Motivos de tristeza, (LXXVII)

La oveja Crisóstoma interpretaba todas las mañanas de primavera un variado repertorio de canciones de zarzuela. El rebaño, ocupado con el pasto y la observancia del paisaje, disfrutaba con el entusiasmo de su compañera y, en prueba de agradecimiento, le reservaban los más frescos prados. En algunas ocasiones, el perro Fulgencio Gómez de Cuña Vicuña se unía a la cantante con su guitarra de doce cuerdas. En esas ocasiones el repertorio se aproximaba más al folk y el blues. De hecho, este can había ganado varios premios en concursos destinados a músicos aficionados, además en toda la comarca se le conocía por su destreza con las patas.

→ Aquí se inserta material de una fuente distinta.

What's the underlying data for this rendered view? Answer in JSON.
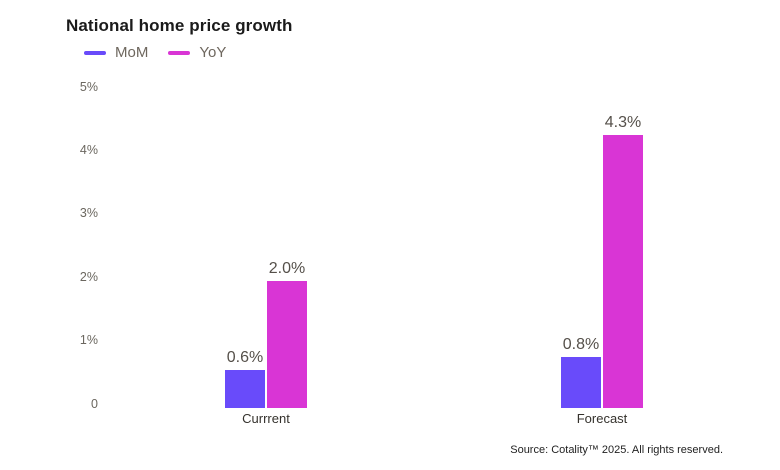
{
  "chart_data": {
    "type": "bar",
    "title": "National home price growth",
    "categories": [
      "Currrent",
      "Forecast"
    ],
    "series": [
      {
        "name": "MoM",
        "color": "#694BFA",
        "values": [
          0.6,
          0.8
        ],
        "labels": [
          "0.6%",
          "0.8%"
        ]
      },
      {
        "name": "YoY",
        "color": "#D935D5",
        "values": [
          2.0,
          4.3
        ],
        "labels": [
          "2.0%",
          "4.3%"
        ]
      }
    ],
    "ylim": [
      0,
      5
    ],
    "y_ticks": [
      {
        "value": 0,
        "label": "0"
      },
      {
        "value": 1,
        "label": "1%"
      },
      {
        "value": 2,
        "label": "2%"
      },
      {
        "value": 3,
        "label": "3%"
      },
      {
        "value": 4,
        "label": "4%"
      },
      {
        "value": 5,
        "label": "5%"
      }
    ],
    "grid": false,
    "legend_position": "top-left"
  },
  "source": "Source: Cotality™ 2025. All rights reserved."
}
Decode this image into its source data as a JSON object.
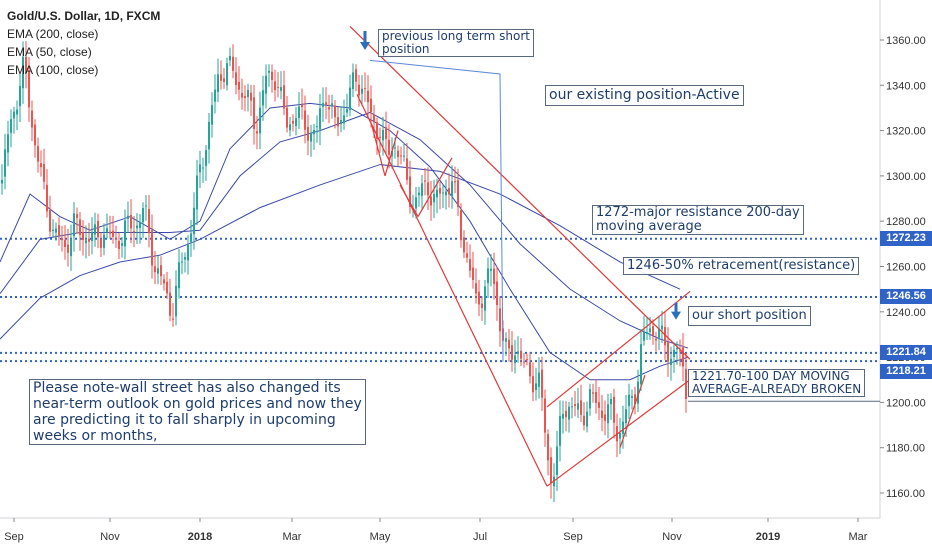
{
  "chart_data": {
    "type": "candlestick",
    "title": "Gold/U.S. Dollar, 1D, FXCM",
    "legend": [
      {
        "name": "EMA (200, close)",
        "color": "#2a3b8f"
      },
      {
        "name": "EMA (50, close)",
        "color": "#3a4aa8"
      },
      {
        "name": "EMA (100, close)",
        "color": "#3a4aa8"
      }
    ],
    "ylim": [
      1153,
      1372
    ],
    "y_ticks": [
      1160,
      1180,
      1200,
      1220,
      1240,
      1260,
      1280,
      1300,
      1320,
      1340,
      1360
    ],
    "x_ticks": [
      "Sep",
      "Nov",
      "2018",
      "Mar",
      "May",
      "Jul",
      "Sep",
      "Nov",
      "2019",
      "Mar"
    ],
    "horizontal_levels": [
      {
        "label": "1272.23",
        "value": 1272.23
      },
      {
        "label": "1246.56",
        "value": 1246.56
      },
      {
        "label": "1221.84",
        "value": 1221.84
      },
      {
        "label": "1218.21",
        "value": 1218.21
      }
    ],
    "close_path": [
      [
        0,
        1290
      ],
      [
        6,
        1312
      ],
      [
        14,
        1330
      ],
      [
        24,
        1348
      ],
      [
        34,
        1318
      ],
      [
        44,
        1292
      ],
      [
        54,
        1275
      ],
      [
        64,
        1268
      ],
      [
        74,
        1278
      ],
      [
        84,
        1274
      ],
      [
        94,
        1272
      ],
      [
        104,
        1276
      ],
      [
        114,
        1270
      ],
      [
        124,
        1276
      ],
      [
        134,
        1278
      ],
      [
        144,
        1285
      ],
      [
        154,
        1262
      ],
      [
        164,
        1250
      ],
      [
        172,
        1240
      ],
      [
        180,
        1258
      ],
      [
        190,
        1275
      ],
      [
        200,
        1302
      ],
      [
        210,
        1325
      ],
      [
        218,
        1342
      ],
      [
        226,
        1350
      ],
      [
        236,
        1342
      ],
      [
        246,
        1335
      ],
      [
        256,
        1322
      ],
      [
        266,
        1342
      ],
      [
        276,
        1345
      ],
      [
        286,
        1322
      ],
      [
        296,
        1328
      ],
      [
        306,
        1322
      ],
      [
        316,
        1318
      ],
      [
        326,
        1338
      ],
      [
        336,
        1320
      ],
      [
        346,
        1332
      ],
      [
        356,
        1342
      ],
      [
        364,
        1340
      ],
      [
        372,
        1322
      ],
      [
        380,
        1322
      ],
      [
        388,
        1308
      ],
      [
        396,
        1316
      ],
      [
        404,
        1302
      ],
      [
        412,
        1288
      ],
      [
        420,
        1292
      ],
      [
        428,
        1296
      ],
      [
        436,
        1288
      ],
      [
        444,
        1294
      ],
      [
        452,
        1298
      ],
      [
        460,
        1278
      ],
      [
        468,
        1262
      ],
      [
        476,
        1244
      ],
      [
        484,
        1250
      ],
      [
        492,
        1258
      ],
      [
        500,
        1236
      ],
      [
        508,
        1218
      ],
      [
        516,
        1226
      ],
      [
        524,
        1215
      ],
      [
        532,
        1212
      ],
      [
        540,
        1208
      ],
      [
        546,
        1182
      ],
      [
        550,
        1168
      ],
      [
        556,
        1172
      ],
      [
        562,
        1196
      ],
      [
        570,
        1200
      ],
      [
        580,
        1193
      ],
      [
        590,
        1202
      ],
      [
        600,
        1197
      ],
      [
        610,
        1196
      ],
      [
        618,
        1186
      ],
      [
        626,
        1196
      ],
      [
        634,
        1202
      ],
      [
        642,
        1226
      ],
      [
        650,
        1232
      ],
      [
        658,
        1233
      ],
      [
        664,
        1224
      ],
      [
        670,
        1221
      ],
      [
        676,
        1226
      ],
      [
        682,
        1214
      ],
      [
        688,
        1202
      ]
    ],
    "ema200_path": [
      [
        0,
        1228
      ],
      [
        40,
        1246
      ],
      [
        80,
        1256
      ],
      [
        120,
        1262
      ],
      [
        160,
        1265
      ],
      [
        200,
        1272
      ],
      [
        260,
        1286
      ],
      [
        320,
        1296
      ],
      [
        380,
        1305
      ],
      [
        440,
        1302
      ],
      [
        500,
        1292
      ],
      [
        560,
        1278
      ],
      [
        620,
        1262
      ],
      [
        680,
        1250
      ]
    ],
    "ema50_path": [
      [
        0,
        1262
      ],
      [
        30,
        1292
      ],
      [
        60,
        1282
      ],
      [
        90,
        1276
      ],
      [
        130,
        1282
      ],
      [
        170,
        1272
      ],
      [
        200,
        1280
      ],
      [
        230,
        1312
      ],
      [
        270,
        1330
      ],
      [
        310,
        1332
      ],
      [
        350,
        1330
      ],
      [
        390,
        1320
      ],
      [
        430,
        1304
      ],
      [
        470,
        1280
      ],
      [
        510,
        1250
      ],
      [
        550,
        1222
      ],
      [
        590,
        1210
      ],
      [
        630,
        1210
      ],
      [
        660,
        1216
      ],
      [
        688,
        1220
      ]
    ],
    "ema100_path": [
      [
        0,
        1248
      ],
      [
        40,
        1272
      ],
      [
        80,
        1275
      ],
      [
        120,
        1275
      ],
      [
        170,
        1275
      ],
      [
        200,
        1276
      ],
      [
        240,
        1300
      ],
      [
        280,
        1315
      ],
      [
        320,
        1320
      ],
      [
        370,
        1328
      ],
      [
        420,
        1316
      ],
      [
        470,
        1296
      ],
      [
        520,
        1270
      ],
      [
        570,
        1250
      ],
      [
        620,
        1236
      ],
      [
        660,
        1228
      ],
      [
        688,
        1224
      ]
    ]
  },
  "annotations": {
    "prev_short": "previous long term short\nposition",
    "existing": "our existing position-Active",
    "resist_1272": "1272-major resistance 200-day\nmoving average",
    "retrace_1246": "1246-50% retracement(resistance)",
    "our_short": "our short position",
    "ma_broken": "1221.70-100 DAY MOVING\nAVERAGE-ALREADY BROKEN",
    "note": "Please note-wall street has also changed its\nnear-term outlook on gold prices and now they\nare predicting it to fall sharply in upcoming\nweeks or months,"
  },
  "colors": {
    "up": "#26a69a",
    "down": "#ef5350",
    "channel": "#e03a3a",
    "level": "#2f63c8",
    "ema": "#3a4aa8",
    "arrow": "#2a6fbe"
  }
}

A los fragmentos de La Violetera, Luisa Fernanda, Gigantes y Cabezudos, A la mar con las focas, Los taburetes elástico y otras zarzuelas, les seguían, tras unirse a la oveja el perro con sus cuerdas , temas como Hammer Blues, Sweet Home Chicago, El Paso Blues, John The revelador… Por desgracia, el pastor, Angostura Millán, hombre de poco seso, escaso entendimiento y nulas luces envidiaba las dotes de los animales y soñaba con eclipsar la popularidad del fabuloso dúo. Con tal propósito bebía el incauto más de dos litros de yemas de huevo todas las mañanas, realizaba gorgoritos con orina –ignoramos la procedencia de tan curiosa receta– y ensayaba en la soledad de los montes. Un día, al final de aquella primavera, Angostura Millán condujo al rebaño hasta un claro del bosque, donde frondosos robledales iluminaban una sombra impertérrita. Allí, tras esputar, el pastor comenzó su serenata. Eran tan insufribles los chirridos y crujidos de aquel hombre que las ovejas no tardaron en mearse de risa. Incluso el perro Fulgencio tuvo que agarrarse con sus patas a un tronco para no revolcarse por el suelo batido por las carcajadas. Este suceso fue motivo de tristeza para el envilecido pastor que decidió quitarse la vida y dedicarse a la política. Según cuentan las ovejas ancianas de aquellos contornos, todavía hoy se escuchan en el bosque, cuando el aire brinca entre las ramas, las risas del rebaño.